Sementara itu, desa-desa terjauh seperti Desa Long Titi yang berjarak sekitar 100 kilometer hingga Desa Rian Tubu yang berjarak hingga 115 kilometer menuju Long Pada menuntut perjuangan fisik yang melampaui perjalanan biasa.
"Untuk berkumpul di Ibu Kota Kecamatan, masyarakat dari 4 Desa menempuh perjalanan dengan menggunakan perahu dan satu desa dapat menggunakan jalur darat, dua desa bisa satu sampai dua hari perjalanan, ada yg harus berjalan kaki terlebih dahulu baru dilanjutkan menggunakan perahu sedangkan satu desa yakni desa Long Ranau hanya memakan waktu 3 jam untuk sampai ke Ibu Kota Kecamatan," jelasnya
Perjuangan berat menembus arus sungai dan meniti jalur darat puluhan kilometer tersebut dibayar tuntas dengan khidmatnya perayaan hari kemerdekaan di batas negeri.
Lebih dari sekadar agenda tahunan, perayaan di pedalaman ini menjadi pengingat atas cita-cita pemerataan pembangunan yang dirindukan warga.
Masyarakat memanfaatkan momentum perayaan kemerdekaan untuk menggantungkan harapan besar kepada pemerintah agar pemenuhan infrastruktur dasar bisa menjangkau wilayah pemukiman mereka.
Kebutuhan pasokan listrik, pembukaan akses jalan antardesa, hingga akses penghubung antarkecamatan menjadi dambaan utama warga pedalaman.
Jimmy menuturkan upaya percepatan pembangunan di wilayah ini memiliki tantangan tersendiri.
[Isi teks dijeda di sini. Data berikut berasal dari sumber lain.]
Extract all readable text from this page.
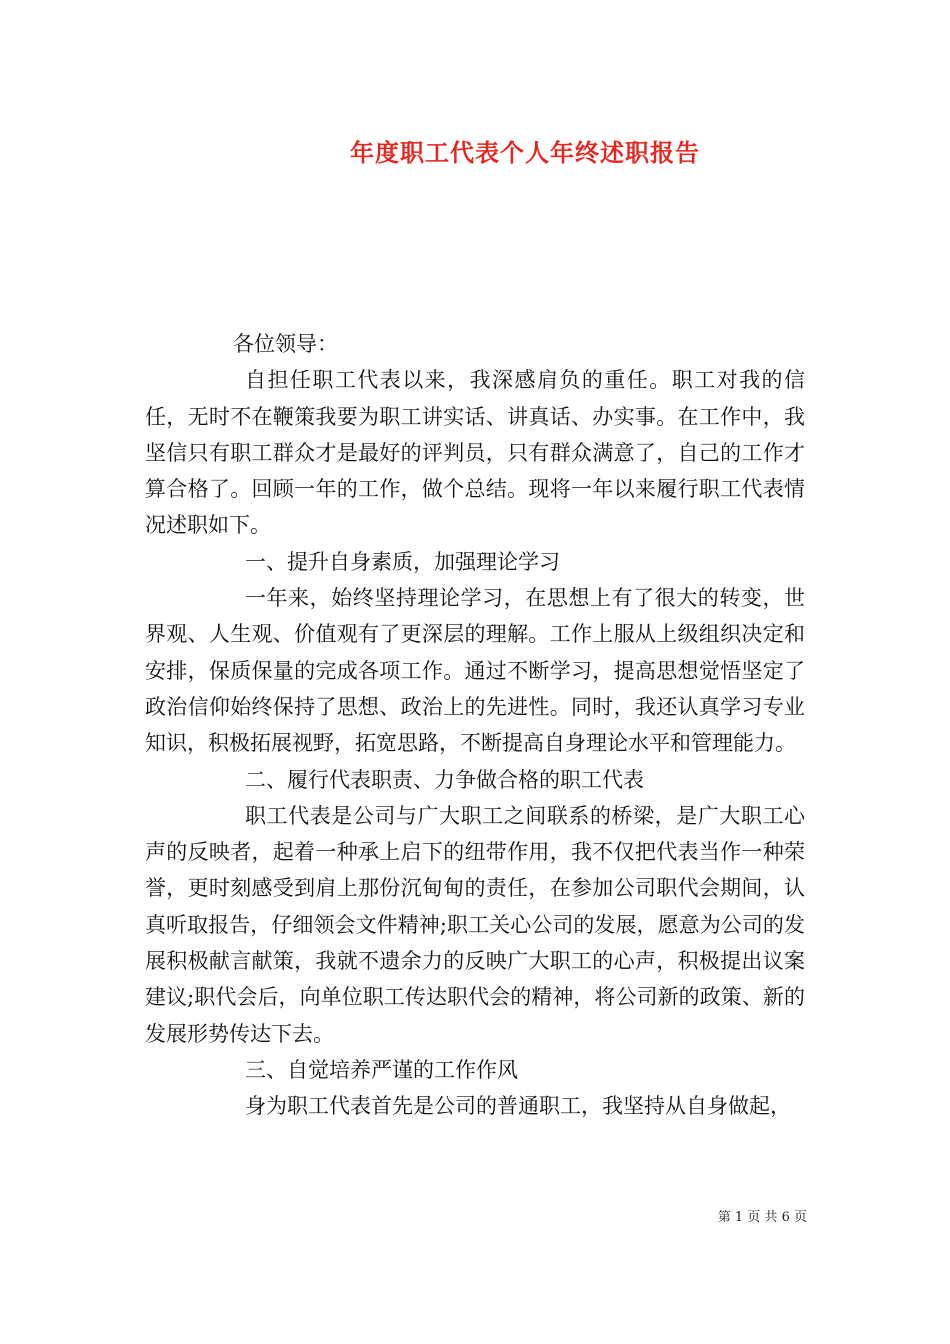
年度职工代表个人年终述职报告

各位领导：

自担任职工代表以来，我深感肩负的重任。职工对我的信任，无时不在鞭策我要为职工讲实话、讲真话、办实事。在工作中，我坚信只有职工群众才是最好的评判员，只有群众满意了，自己的工作才算合格了。回顾一年的工作，做个总结。现将一年以来履行职工代表情况述职如下。

一、提升自身素质，加强理论学习

一年来，始终坚持理论学习，在思想上有了很大的转变，世界观、人生观、价值观有了更深层的理解。工作上服从上级组织决定和安排，保质保量的完成各项工作。通过不断学习，提高思想觉悟坚定了政治信仰始终保持了思想、政治上的先进性。同时，我还认真学习专业知识，积极拓展视野，拓宽思路，不断提高自身理论水平和管理能力。

二、履行代表职责、力争做合格的职工代表

职工代表是公司与广大职工之间联系的桥梁，是广大职工心声的反映者，起着一种承上启下的纽带作用，我不仅把代表当作一种荣誉，更时刻感受到肩上那份沉甸甸的责任，在参加公司职代会期间，认真听取报告，仔细领会文件精神;职工关心公司的发展，愿意为公司的发展积极献言献策，我就不遗余力的反映广大职工的心声，积极提出议案建议;职代会后，向单位职工传达职代会的精神，将公司新的政策、新的发展形势传达下去。

三、自觉培养严谨的工作作风

身为职工代表首先是公司的普通职工，我坚持从自身做起，

第 1 页 共 6 页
Hal itu mengingat sebagian lintasan dan pemukiman warga bersinggungan langsung dengan kawasan Hutan Lindung serta Taman Nasional Kayan Mentarang.
"Melalui perayaan kemerdekaan ini, masyarakat menggantungkan harapan kepada Pemerintah terkait pemerataan pembangunan sampai ke pedalaman negeri ini, pembangunan dasar seperti ketersediaan listrik, akses jalan antar desa, antar kecamatan dengan tantangan beberapa masuk dalam wilayah Hutan Lindung dan Taman Nasional," ungkap Camat Sungai Tubu.
Masyarakat Sungai Tubu berharap batasan kawasan tidak memadamkan asa warga perbatasan.
Kebijakan dan solusi konkret dari pemerintah sangat diharapkan agar hak-hak dasar atas infrastruktur, penerangan, dan kemudahan akses transportasi dapat dirasakan secara merata oleh masyarakat di pedalaman Malinau.